In it I’d weave the bravery
Of women giving birth
And in it I would weave the innocence
Of children of all the earth, children of all the earth
Pete played on songwriter Tom Pacheco’s album There was a Time. “About nine months later he called me up to sing and play on his Seeds III album,” says Pacheco. “What makes that evening and afternoon of the recording session really stand out was, it was the very day it came on television, breaking news of the Shock and Awe campaign in Iraq. Pete was doing a new version of “Bring ‘Em Home,” among other songs, and both of us walked out of the studio at Scott Petito’s and were watching the bombing in Baghdad. 70 percent of all Americans were in favor of that war at that time, and Pete looked at me and both of us were shattered.” Pete was going to have to pick up the hammer again.
“I was at his house the following October and Toshi came over with a huge basket of laundry and asked Pete if he would hang up the laundry and I gave him a hand, in his back yard where he had a clothesline. Pete lived on a mountain facing the Hudson River. So I’m hanging up laundry, he’s hanging up laundry, and I realize I’m hanging up Pete Seeger’s old long johns. We were talking politics and folk music, I’m asking him questions about Cisco Houston, who died about 1960. The wind was blowing and we’re just hanging up clothes. It was a precious moment in my life.”

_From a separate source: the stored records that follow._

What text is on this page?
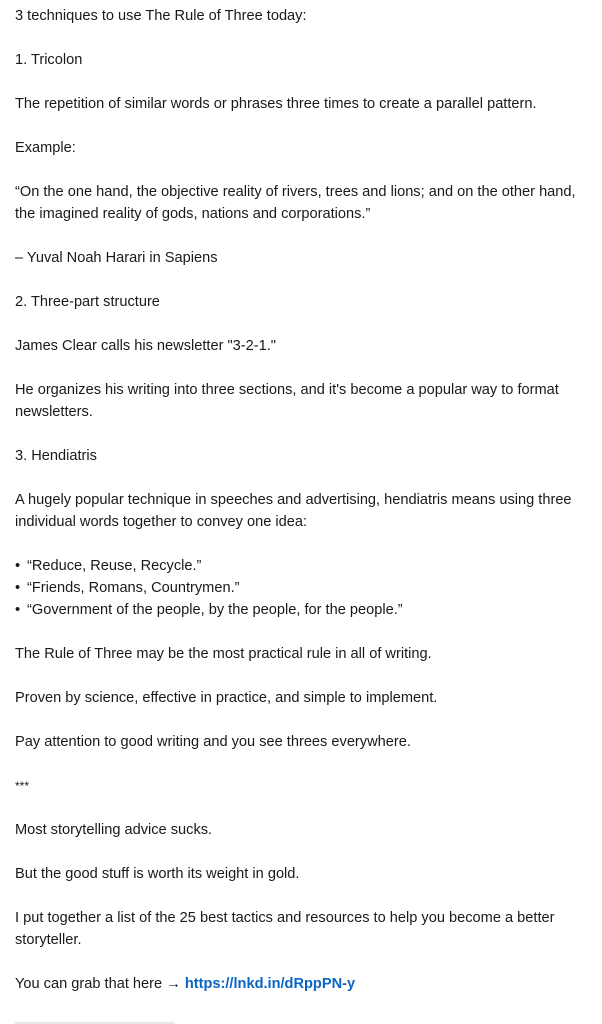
3 techniques to use The Rule of Three today:

1. Tricolon

The repetition of similar words or phrases three times to create a parallel pattern.

Example:

“On the one hand, the objective reality of rivers, trees and lions; and on the other hand, the imagined reality of gods, nations and corporations.”

– Yuval Noah Harari in Sapiens

2. Three-part structure

James Clear calls his newsletter "3-2-1."

He organizes his writing into three sections, and it's become a popular way to format newsletters.

3. Hendiatris

A hugely popular technique in speeches and advertising, hendiatris means using three individual words together to convey one idea:

• “Reduce, Reuse, Recycle.”
• “Friends, Romans, Countrymen.”
• “Government of the people, by the people, for the people.”

The Rule of Three may be the most practical rule in all of writing.

Proven by science, effective in practice, and simple to implement.

Pay attention to good writing and you see threes everywhere.

***

Most storytelling advice sucks.

But the good stuff is worth its weight in gold.

I put together a list of the 25 best tactics and resources to help you become a better storyteller.

You can grab that here → https://lnkd.in/dRppPN-y
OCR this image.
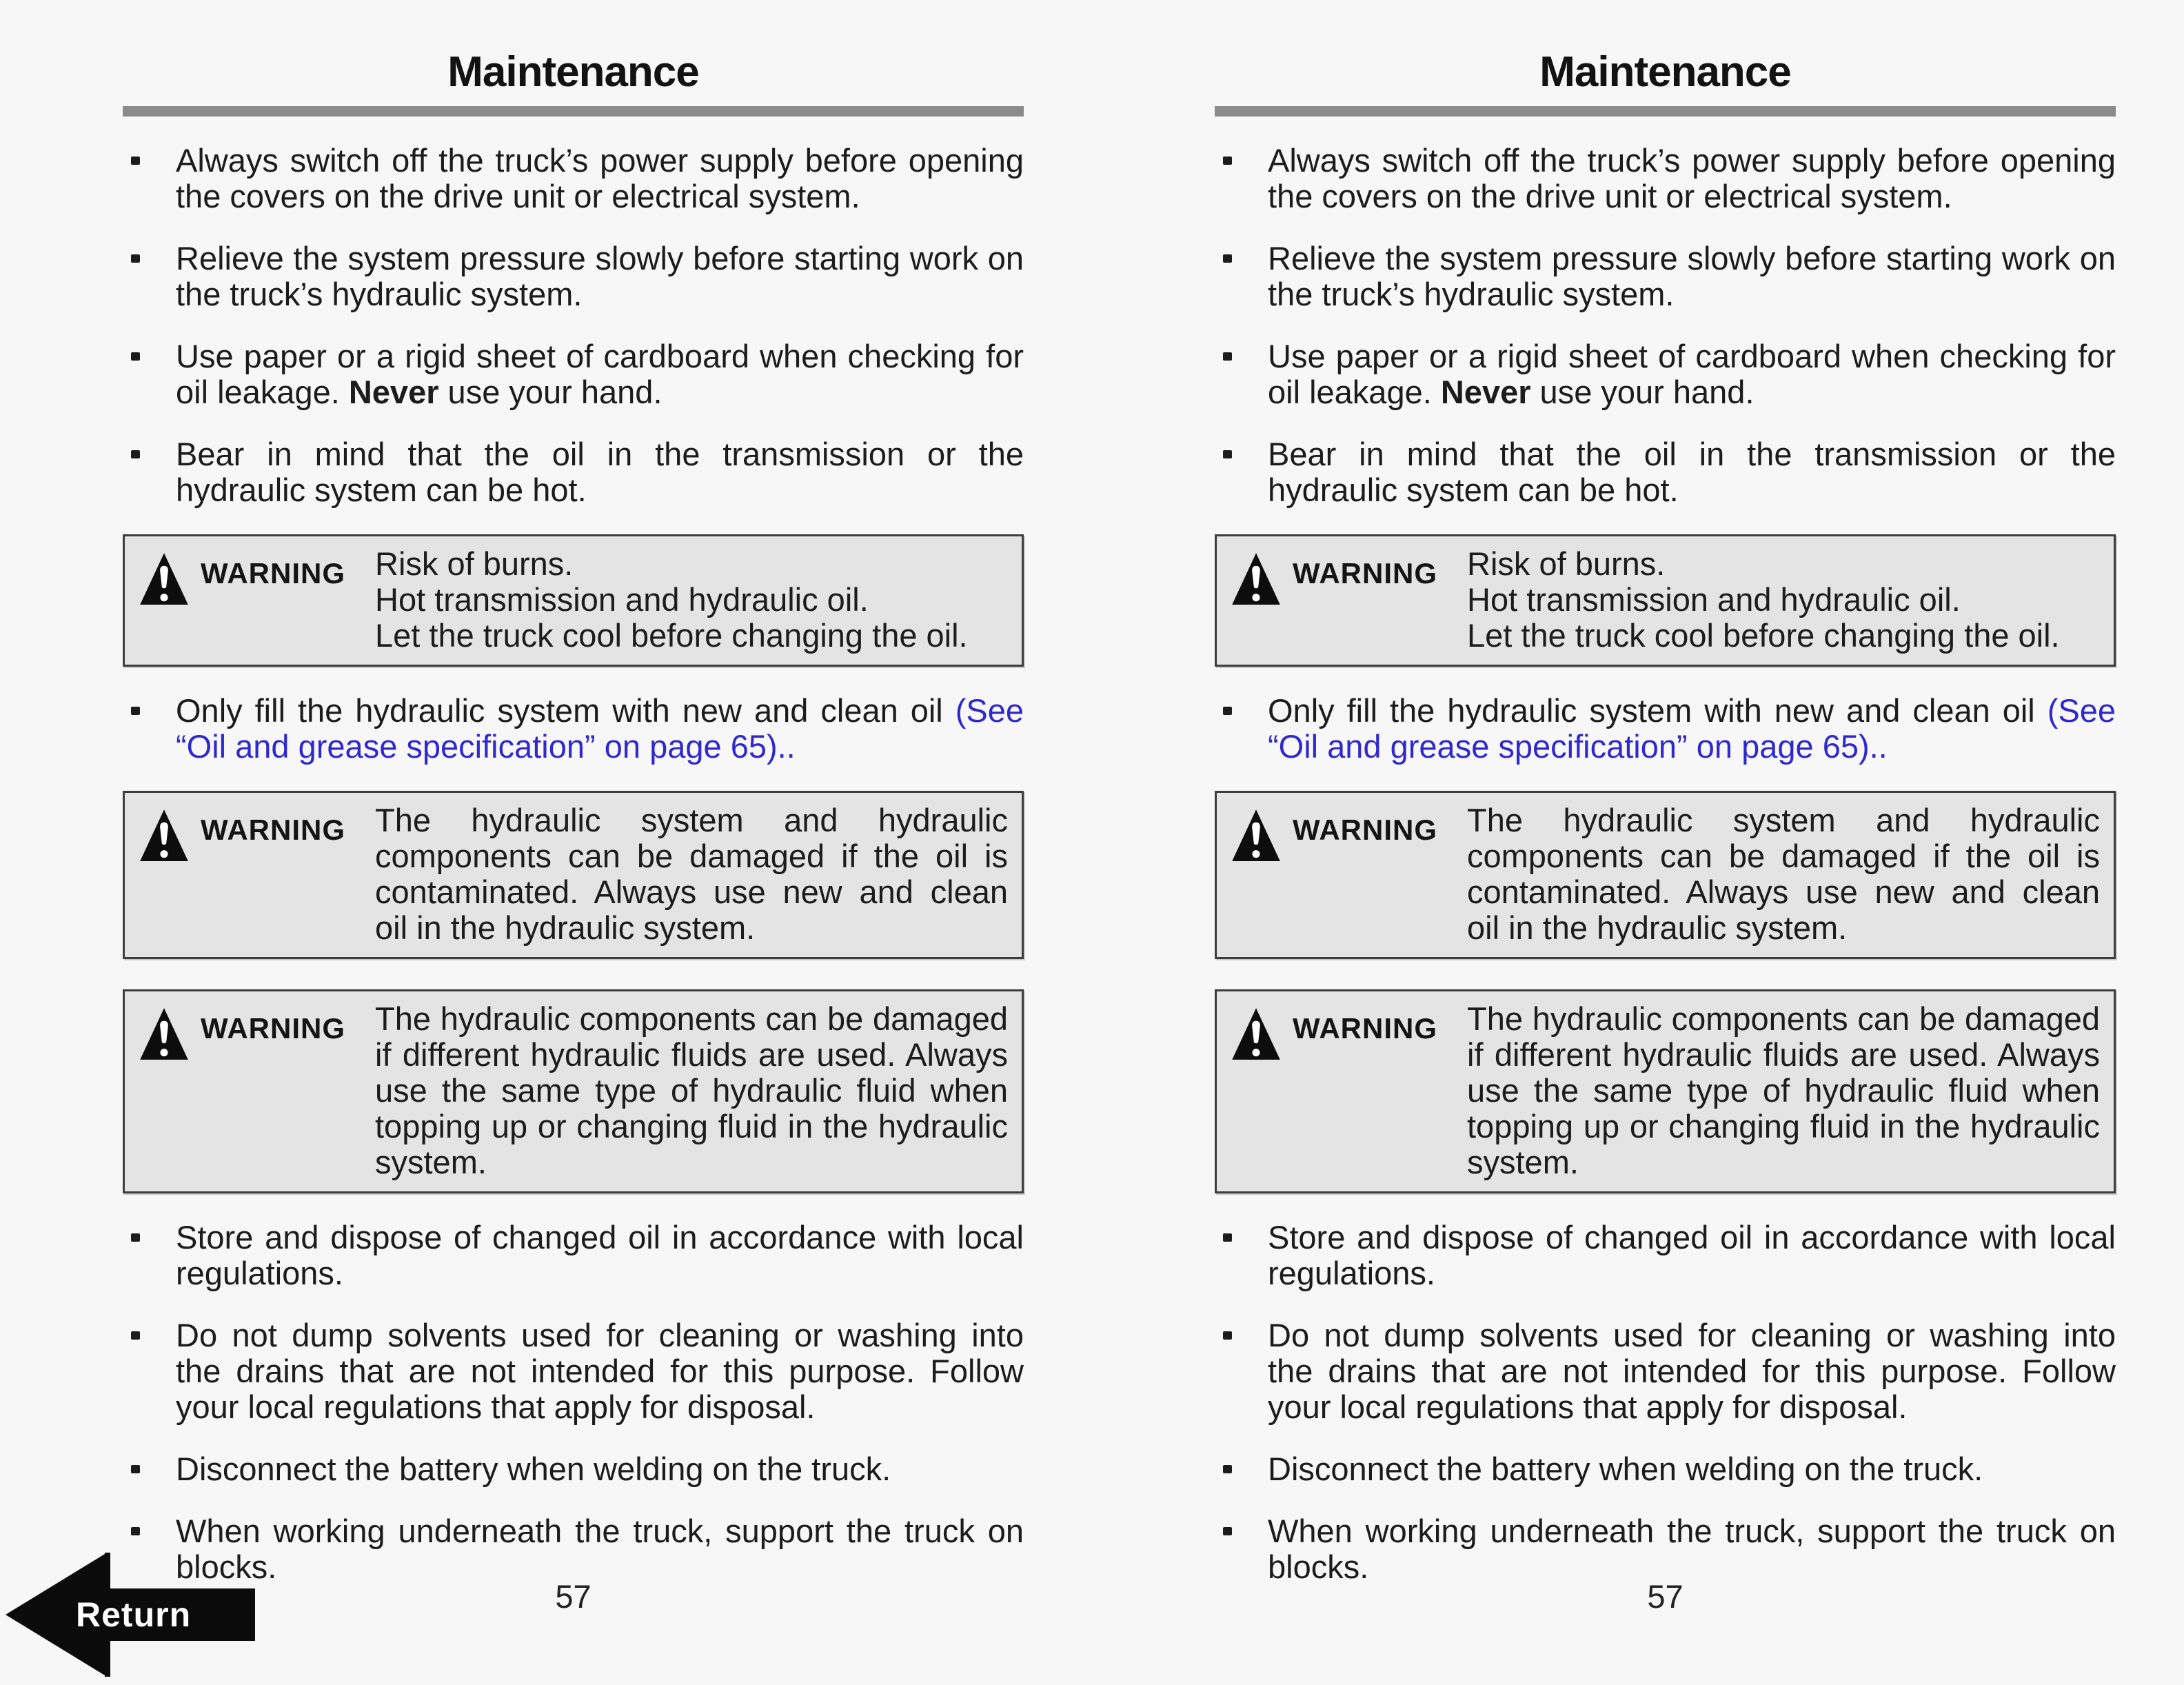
Return
Maintenance
Always switch off the truck’s power supply before opening the covers on the drive unit or electrical system.
Relieve the system pressure slowly before starting work on the truck’s hydraulic system.
Use paper or a rigid sheet of cardboard when checking for oil leakage. Never use your hand.
Bear in mind that the oil in the transmission or the hydraulic system can be hot.
WARNING Risk of burns.
Hot transmission and hydraulic oil.
Let the truck cool before changing the oil.
Only fill the hydraulic system with new and clean oil (See “Oil and grease specification” on page 65)..
WARNING The hydraulic system and hydraulic components can be damaged if the oil is contaminated. Always use new and clean oil in the hydraulic system.
WARNING The hydraulic components can be damaged if different hydraulic fluids are used. Always use the same type of hydraulic fluid when topping up or changing fluid in the hydraulic system.
Store and dispose of changed oil in accordance with local regulations.
Do not dump solvents used for cleaning or washing into the drains that are not intended for this purpose. Follow your local regulations that apply for disposal.
Disconnect the battery when welding on the truck.
When working underneath the truck, support the truck on blocks.
57
Maintenance
Always switch off the truck’s power supply before opening the covers on the drive unit or electrical system.
Relieve the system pressure slowly before starting work on the truck’s hydraulic system.
Use paper or a rigid sheet of cardboard when checking for oil leakage. Never use your hand.
Bear in mind that the oil in the transmission or the hydraulic system can be hot.
WARNING Risk of burns.
Hot transmission and hydraulic oil.
Let the truck cool before changing the oil.
Only fill the hydraulic system with new and clean oil (See “Oil and grease specification” on page 65)..
WARNING The hydraulic system and hydraulic components can be damaged if the oil is contaminated. Always use new and clean oil in the hydraulic system.
WARNING The hydraulic components can be damaged if different hydraulic fluids are used. Always use the same type of hydraulic fluid when topping up or changing fluid in the hydraulic system.
Store and dispose of changed oil in accordance with local regulations.
Do not dump solvents used for cleaning or washing into the drains that are not intended for this purpose. Follow your local regulations that apply for disposal.
Disconnect the battery when welding on the truck.
When working underneath the truck, support the truck on blocks.
57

Show my brothers and sisters my rainbow design
I would bind up this sorry world
With hand and my heart and mind
Hand and heart and mind
Woodstock banjo legend Bill Keith began studying the instrument from Seeger’s book, How To Play The 5-String Banjo, in 1957, “one of the early editions with the yellow cover,” he says. And though he knew Seeger well, from early Newport Folk Festivals and that they kept in touch, he says, “There was only one time when I had a chance to play music with him…at the Albany Airport. He was with his grandson Tao, andI was on my way to Detroit…So here I am walking through the security line and I notice two long neck banjos sticking up in the air. We got through security and ended up at the same gate for the same flight. Of course they gave him permission to carry his banjos on. Here we were at the gate and he whips out his banjo and Tao gives me his and we just played some.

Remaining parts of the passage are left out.